Tornando a parlare di caratteri latini, i primi esempi di questo tipo di scrittura sono stati rivenuti sulle mura di Pompei, in forma di graffiti. Si tratta, però, di parole incomprensibili per chi conosce solamente la versione moderna di questo metodo di scrittura, tanto più che sono state notate variazioni di città in città.
Il corsivo che conosciamo oggi è un prodotto dell’Umanesimo, del 1500. Era uno stile di scrittura caratterizzato dalla leggibilità, dall’eleganza e dalla velocità di utilizzo. Fino al XX secolo era usato nei documenti ufficiali e nella letteratura, mentre oggi è uno strumento utilizzato principalmente negli scritti personali (e per fortuna, mi permetto di aggiungere, visto che quando scrivo in corsivo velocemente, io stessa poi finisco per non riuscire più a decifrare le parole).
Il carattere corsivo nella stampa
L’inventore del carattere corsivo utilizzato nella stampa fu Francesco Griffo, un incisore di caratteri e tipografo bolognese. Egli riusci a creare uno stile tipografico che imitava la scrittura corsiva, all’epoca utilizzata dalla cancelleria papale e dai letterati – siamo sempre nel periodo umanistico. Le lettere che inventò sono probabilmente alla base dello stile che compare con la dicitura di corsivo anche nei computer: più aggraziate e inclinate verso destra.
Nel 1501, l’editore veneziano Aldo Manuzio ottenne il diritto di esclusiva sullo stile tipografico ideato da Griffo (oggi diremmo che ne acquisì il brevetto, anche se il bolognese ricavò gran pochi vantaggi dalla faccenda), in modo che gli unici libri in cui era presente il corsivo, fossero quelli pubblicati da lui. Manuzio, ritenuto uno dei più grandi editori di tutti i tempi, fu artefice di molte innovazioni, oltre all’uso del corsivo: introdusse l’utilizzo sistematico dei segni di punteggiatura, rimasto grossomodo invariato fino a oggi; e adottò il formato di pagina in ottavi – più o meno lo stesso che sopravvive tuttora – prima caratteristico dei libretti di alcune operette a carattere religioso.

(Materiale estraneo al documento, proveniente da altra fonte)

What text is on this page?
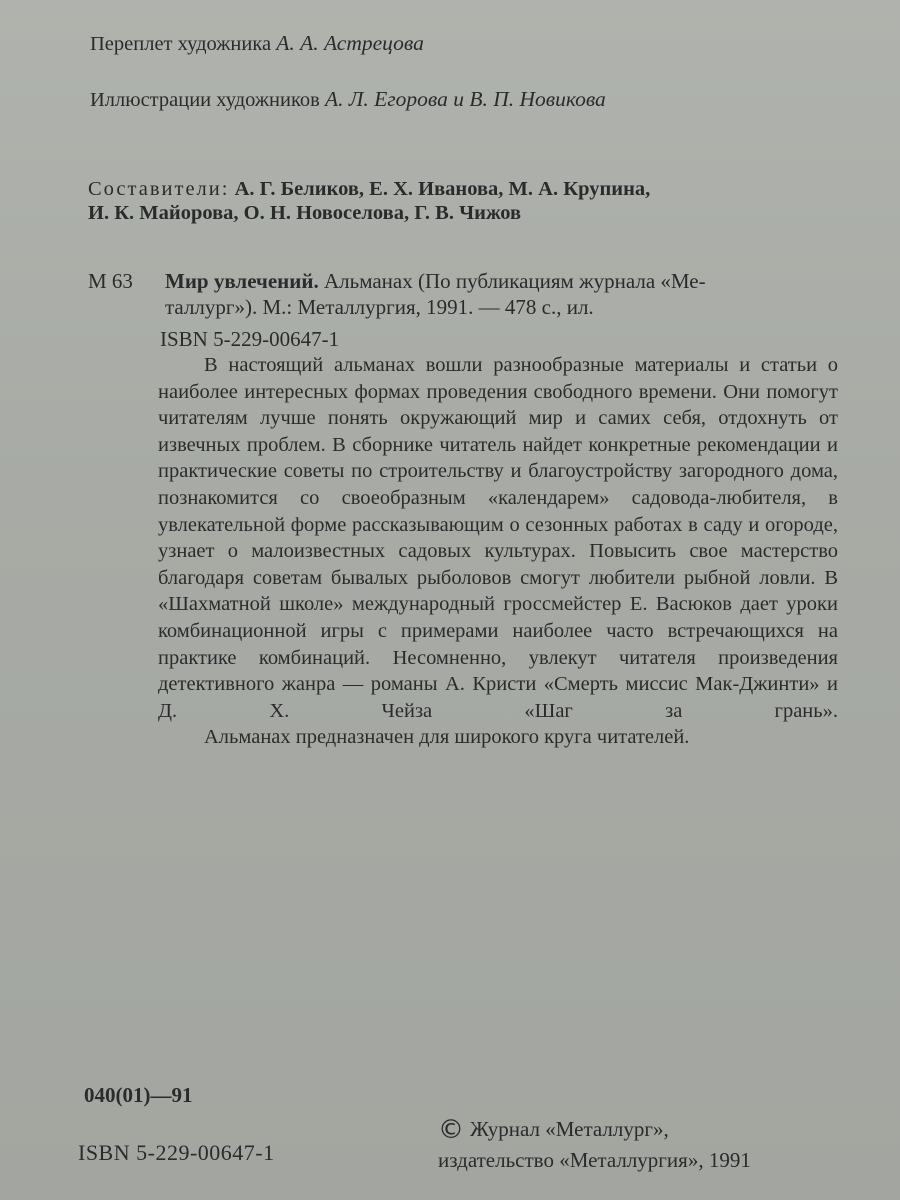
Переплет художника А. А. Астрецова
Иллюстрации художников А. Л. Егорова и В. П. Новикова
Составители: А. Г. Беликов, Е. Х. Иванова, М. А. Крупина,
И. К. Майорова, О. Н. Новоселова, Г. В. Чижов
М 63 Мир увлечений. Альманах (По публикациям журнала «Ме-
таллург»). М.: Металлургия, 1991. — 478 с., ил.
ISBN 5-229-00647-1

В настоящий альманах вошли разнообразные материалы и статьи о наиболее интересных формах проведения свободного времени. Они помогут читателям лучше понять окружающий мир и самих себя, отдохнуть от извечных проблем. В сборнике читатель найдет конкретные рекомендации и практические советы по строительству и благоустройству загородного дома, познакомится со своеобразным «календарем» садовода-любителя, в увлекательной форме рассказывающим о сезонных работах в саду и огороде, узнает о малоизвестных садовых культурах. Повысить свое мастерство благодаря советам бывалых рыболовов смогут любители рыбной ловли. В «Шахматной школе» международный гроссмейстер Е. Васюков дает уроки комбинационной игры с примерами наиболее часто встречающихся на практике комбинаций. Несомненно, увлекут читателя произведения детективного жанра — романы А. Кристи «Смерть миссис Мак-Джинти» и Д. Х. Чейза «Шаг за грань».

Альманах предназначен для широкого круга читателей.

040(01)—91
ISBN 5-229-00647-1
© Журнал «Металлург»,
издательство «Металлургия», 1991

È grazie al lavoro di questi due uomini, che il corsivo si chiama italic in inglese e italique in francese.
Come si usa il corsivo?
Visto che siamo in argomento, facciamo anche un breve ripasso sul metodo di utilizzo di questo stile di scrittura. Un po’ come accade per tutto, compresi grassetto, MAIUSCOLO, sottolineature e via dicendo, il corsivo va utilizzato solamente in casi specifici, in quanto trasmette una sensazione specifica: di solito una definizione, una specificazione.
Si scrive – o si formatta – in corsivo la parola che si vuole enfatizzare (“È leviosa, non leviosà!”); i titoli di libri, film, riviste, opere teatrali e via discorrendo (“Dante scrisse la Divina Commedia.”); i nomi di testate giornalistiche e di quotidiani (Oggi, il Corriere della Sera); le parole straniere, comprese quelle in latino (“Questa è una new entry“); le definizioni, soprattutto di termini tecnici (“Un numero pari è un multiplo di due”); per riportare citazioni, trame o qualsiasi cosa detta da altri.
Nei romanzi, inoltre, il corsivo può essere utilizzato per contraddistinguere i pensieri dei personaggi rispetto al resto della narrazione.